Sur les demandes accessoires
L’article 491, alinéa 2 du code de procédure civile dispose que le juge statuant en référé statue sur les dépens. L’article 696 dudit code précise que la partie perdante est condamnée aux dépens, à moins que le juge, par décision motivée, n’en mette la totalité ou une fraction à la charge d’une autre partie.
La SARL KS LAVAGE, qui succombe, doit supporter la charge des dépens, conformément aux dispositions susvisées.

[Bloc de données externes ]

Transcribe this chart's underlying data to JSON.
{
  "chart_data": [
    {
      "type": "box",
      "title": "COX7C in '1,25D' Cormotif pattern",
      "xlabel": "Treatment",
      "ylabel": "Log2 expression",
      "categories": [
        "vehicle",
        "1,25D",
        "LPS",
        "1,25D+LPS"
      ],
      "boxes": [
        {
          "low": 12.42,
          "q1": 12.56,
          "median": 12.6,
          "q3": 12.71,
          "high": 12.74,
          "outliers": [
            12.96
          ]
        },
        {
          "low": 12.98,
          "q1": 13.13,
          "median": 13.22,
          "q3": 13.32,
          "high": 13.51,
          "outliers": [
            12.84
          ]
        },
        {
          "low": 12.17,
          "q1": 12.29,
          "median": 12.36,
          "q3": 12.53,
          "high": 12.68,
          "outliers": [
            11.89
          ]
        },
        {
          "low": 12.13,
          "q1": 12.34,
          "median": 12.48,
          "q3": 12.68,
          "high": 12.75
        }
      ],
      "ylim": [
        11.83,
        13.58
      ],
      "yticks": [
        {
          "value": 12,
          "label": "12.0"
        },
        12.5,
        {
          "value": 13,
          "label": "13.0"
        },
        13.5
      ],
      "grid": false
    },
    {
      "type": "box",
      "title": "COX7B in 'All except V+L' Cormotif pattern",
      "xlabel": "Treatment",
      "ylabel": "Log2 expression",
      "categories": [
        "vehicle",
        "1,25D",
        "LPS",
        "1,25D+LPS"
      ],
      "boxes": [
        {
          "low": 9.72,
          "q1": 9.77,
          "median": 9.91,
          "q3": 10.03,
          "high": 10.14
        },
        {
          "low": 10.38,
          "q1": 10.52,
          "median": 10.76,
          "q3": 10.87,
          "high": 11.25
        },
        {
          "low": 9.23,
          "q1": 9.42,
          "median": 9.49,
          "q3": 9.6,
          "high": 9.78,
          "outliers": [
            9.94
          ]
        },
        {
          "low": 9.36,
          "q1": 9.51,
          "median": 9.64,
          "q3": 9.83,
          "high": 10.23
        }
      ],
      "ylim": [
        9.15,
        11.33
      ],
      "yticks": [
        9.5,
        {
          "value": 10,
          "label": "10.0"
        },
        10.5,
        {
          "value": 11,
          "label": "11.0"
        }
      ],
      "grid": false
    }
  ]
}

Aucun élément tiré de l’équité ou de la situation économique de la SARL KS LAVAGE ne permet d’écarter la demande de la SCI de l’Entrepôt formée sur le fondement des dispositions de l’article 700 du code de procédure civile. Celle-ci sera cependant évaluée à la somme de 1 000 euros en l’absence d’éléments de calcul plus explicites versés aux débats.
PAR CES MOTIFS
Statuant en référé, par remise au greffe le jour du délibéré, après débats en audience publique, par décision réputée contradictoire et en premier ressort,
CONSTATONS l’acquisition de la clause résolutoire insérée au bail à la date du 5 mai 2025,
ORDONNONS, à défaut de restitution volontaire des lieux dans les quinze jours de la signification de la présente ordonnance, l’expulsion de la SARL KS LAVAGE et de tout occupant de son chef des lieux situés Villeneuve-Saint-Georges (Val-de-Marne), 308/314 rue de Paris, avec le concours, en tant que de besoin, de la force publique et d’un serrurier,
DISONS, en cas de besoin, que les meubles se trouvant sur les lieux seront remis aux frais de la personne expulsée dans un lieu désigné par elle et qu’à défaut, ils seront laissés sur place ou entreposés en un autre lieu approprié et décrits avec précision par l’huissier chargé de l’exécution, avec sommation à la personne expulsée d’avoir à les retirer dans un délai fixé par voie réglementaire à l’expiration duquel il sera procédé à leur mise en vente aux enchères publiques ce conformément à ce que prévoient les dispositions du code des procédures civiles d’exécution sur ce point,
FIXONS à titre provisionnel l’indemnité d’occupation due par la SARL KS LAVAGE, à compter de la résiliation du bail et jusqu’à la libération effective des lieux par la remise des clés, à une somme égale au montant du loyer contractuel, outre les taxes, charges et accessoires et CONDAMNONS la SARL KS LAVAGE à la payer,
CONDAMNONS par provision la SARL KS LAVAGE à payer à la SCI de l’Entrepôt la somme de 65 225, 07 euros au titre du solde des loyers, charges, accessoires et indemnités d’occupation arriérés au 21 août 2025 [loyer de août 2025 inclus], ainsi que les indemnités d’occupation postérieures,
CONDAMNONS la SARL KS LAVAGE aux entiers dépens, en ce compris le coût du commandement,
CONDAMNONS la SARL KS LAVAGE à payer à la SCI de l’Entrepôt la somme de 1 000 euros par application des dispositions de l’article 700 du code de procédure civile,
RAPPELONS que l’ordonnance de référé rendue en matière de clause résolutoire insérée dans le bail commercial a autorité de chose jugée provisoire et est exécutoire à titre provisoire.